Above the waterfall you ascend directly upwards by the long tongue of debris, which you will probably use on a descent. First you go by the right edge, then you cross on the left side and proceed through a beautiful larch area. Reaching out of it you will notice in front of you a sharp peak of Mali Matterhorn (1962 m, just a 100 meters high rock). You ascend yust to the foothills of it (a big cave) and then proceed to the right over scree. On the right side you have all the time fine debris below Splevta. This is the longest scree in Julian Alps and also the finest one. On a descent you will have a comfortable drive down for more than 500 meters (which can take you only 10-15 minutes)!!!

Proceeding by the left side of scree you climb grassy and rocky slopes and reach the Bivouac II (2118m, 3 hours). From the bivouac you turn towards NE, ascend a little bit more and reach the broad flat place, called Na Jezeru (On the Lake). Today, there is no more lake.
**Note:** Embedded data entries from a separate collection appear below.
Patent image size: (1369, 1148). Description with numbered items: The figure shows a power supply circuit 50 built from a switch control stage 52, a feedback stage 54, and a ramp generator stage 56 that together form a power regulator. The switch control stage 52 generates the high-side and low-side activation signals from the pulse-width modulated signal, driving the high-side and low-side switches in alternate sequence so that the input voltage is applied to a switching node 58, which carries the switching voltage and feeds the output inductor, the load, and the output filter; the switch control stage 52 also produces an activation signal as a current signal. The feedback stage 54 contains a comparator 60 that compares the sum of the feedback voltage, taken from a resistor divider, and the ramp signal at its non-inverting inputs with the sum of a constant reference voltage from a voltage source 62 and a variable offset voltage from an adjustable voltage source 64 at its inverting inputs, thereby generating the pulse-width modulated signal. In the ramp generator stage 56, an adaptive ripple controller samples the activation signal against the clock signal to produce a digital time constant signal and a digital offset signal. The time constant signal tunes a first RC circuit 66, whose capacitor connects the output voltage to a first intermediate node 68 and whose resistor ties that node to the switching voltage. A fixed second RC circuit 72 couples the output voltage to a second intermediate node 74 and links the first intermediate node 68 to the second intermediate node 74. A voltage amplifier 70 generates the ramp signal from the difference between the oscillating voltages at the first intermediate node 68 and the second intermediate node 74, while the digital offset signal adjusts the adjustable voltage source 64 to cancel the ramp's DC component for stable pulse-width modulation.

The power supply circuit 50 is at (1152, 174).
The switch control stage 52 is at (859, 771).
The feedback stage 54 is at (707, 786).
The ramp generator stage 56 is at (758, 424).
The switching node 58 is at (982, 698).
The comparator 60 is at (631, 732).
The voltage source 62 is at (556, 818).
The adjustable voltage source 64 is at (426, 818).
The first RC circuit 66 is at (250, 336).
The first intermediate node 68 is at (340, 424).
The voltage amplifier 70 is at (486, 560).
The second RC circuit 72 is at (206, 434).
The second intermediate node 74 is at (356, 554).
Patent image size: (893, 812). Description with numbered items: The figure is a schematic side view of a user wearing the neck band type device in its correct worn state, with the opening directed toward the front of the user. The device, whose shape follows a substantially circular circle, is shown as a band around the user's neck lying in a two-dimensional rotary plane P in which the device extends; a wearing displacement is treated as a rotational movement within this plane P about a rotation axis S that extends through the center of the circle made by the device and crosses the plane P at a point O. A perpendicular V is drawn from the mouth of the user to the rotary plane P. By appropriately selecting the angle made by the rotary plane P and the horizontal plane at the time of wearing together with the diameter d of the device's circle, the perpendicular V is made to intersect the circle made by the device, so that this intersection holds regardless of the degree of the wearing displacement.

Now you turn even more eastwards and reach the saddle between Splevta (2272m) and Dovski Kriz. This point can also be reached by the Brinova glava route. From this saddle the direction to the summit is north.

First rocks above the saddle are a bit more steep (easy climbing, I.), you cross them a bit towards right. There you reach steep grassy slopes and proceed directly upwards and at the end cross to the right again a little on the saddle between Dovski Kriz and the side ridge of Kopice. Now you are some 100 meters below the summit. From this grassy saddle you will probably need some orientation skills, if lucky, you will find also stone marks.

First you climb up, but soon you take a ledge to the right, which brings you in the notch below the summit (I. degree). From this notch you proceed either directly by the main ridge or keep a little (but not too much) towards right. Carefully you scramble to the summit.

Essential Gear

Good shoes, poles. For the last rocky part you may need a rope for those mountaineers who are unsecure in a rugged and steep terrain.